616 = 4πr² = 4 x \(\frac{22}{7}\)  x r² = r²

r² = \(\frac{616×7}{88}\) = \(\frac{4312}{88}\) = 49

∴ r = 7 cm

Slant height l = 3r = 3 × 7 = 21 cm

Final Answer: Slant height = 21 cm

Given

• Inner diameter = 4.20 m
• Radius r = 4.20/2 = 2.1 m
• Depth (height) h = 10 m
• Plaster rate = ₹52 per m²

Inner surface area of the well = 2πrh

= 2 × \(\frac{22}{7}\) × 2.1 × 10 = 132 m²

Cost of Plastering :

Cost = 132 × 52 = ₹ 6864

Final Answers :

• Inner surface area of the well = 132 m²
• Cost of plastering = ₹ 6864

Given :

Length of roller (height of cylinder) h = 2.1 m

Diameter = 1.4 m -> Radius r = 1.4/2 = 0.7 m

Number of rotations = 500

Cost of levelling = ₹7 per m²

Use π = \(\frac{22}{7}\)

A road roller levels the ground by its curved surface area (CSA).
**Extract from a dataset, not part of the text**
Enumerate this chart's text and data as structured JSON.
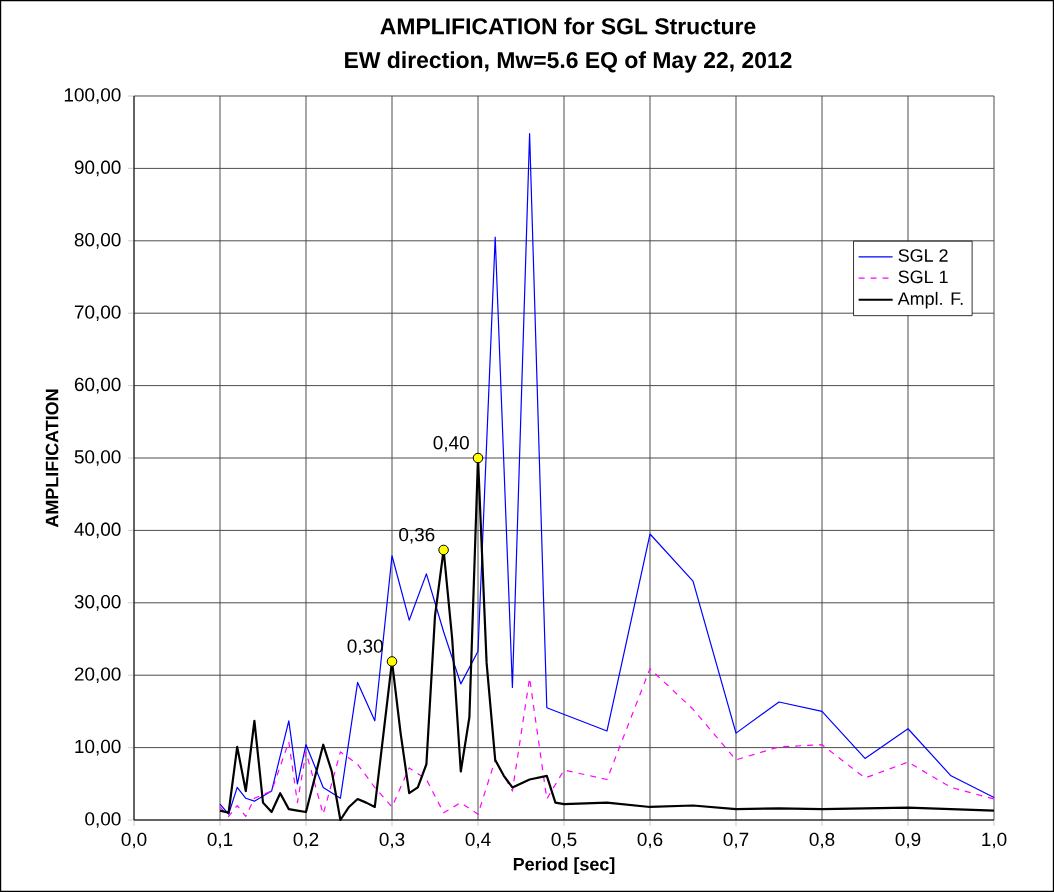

Area levelled in 1 rotation

CSA = 2πrh

Substitute values:

= 2 × \(\frac{22}{7}\)  × 0.7 x 2.1 = 9.24 m²

∴ The area levelled in 500 revolutions of the road roller = 500 x 9.24 m² = 4620 m².

The cost of levelling the ground = rate x area of the ground = ₹ 7 x 4620 =₹ 32340

Final Answers :

• Area of the ground levelled is 4620 m²
• The cost of levelling the ground is ₹ 32,340.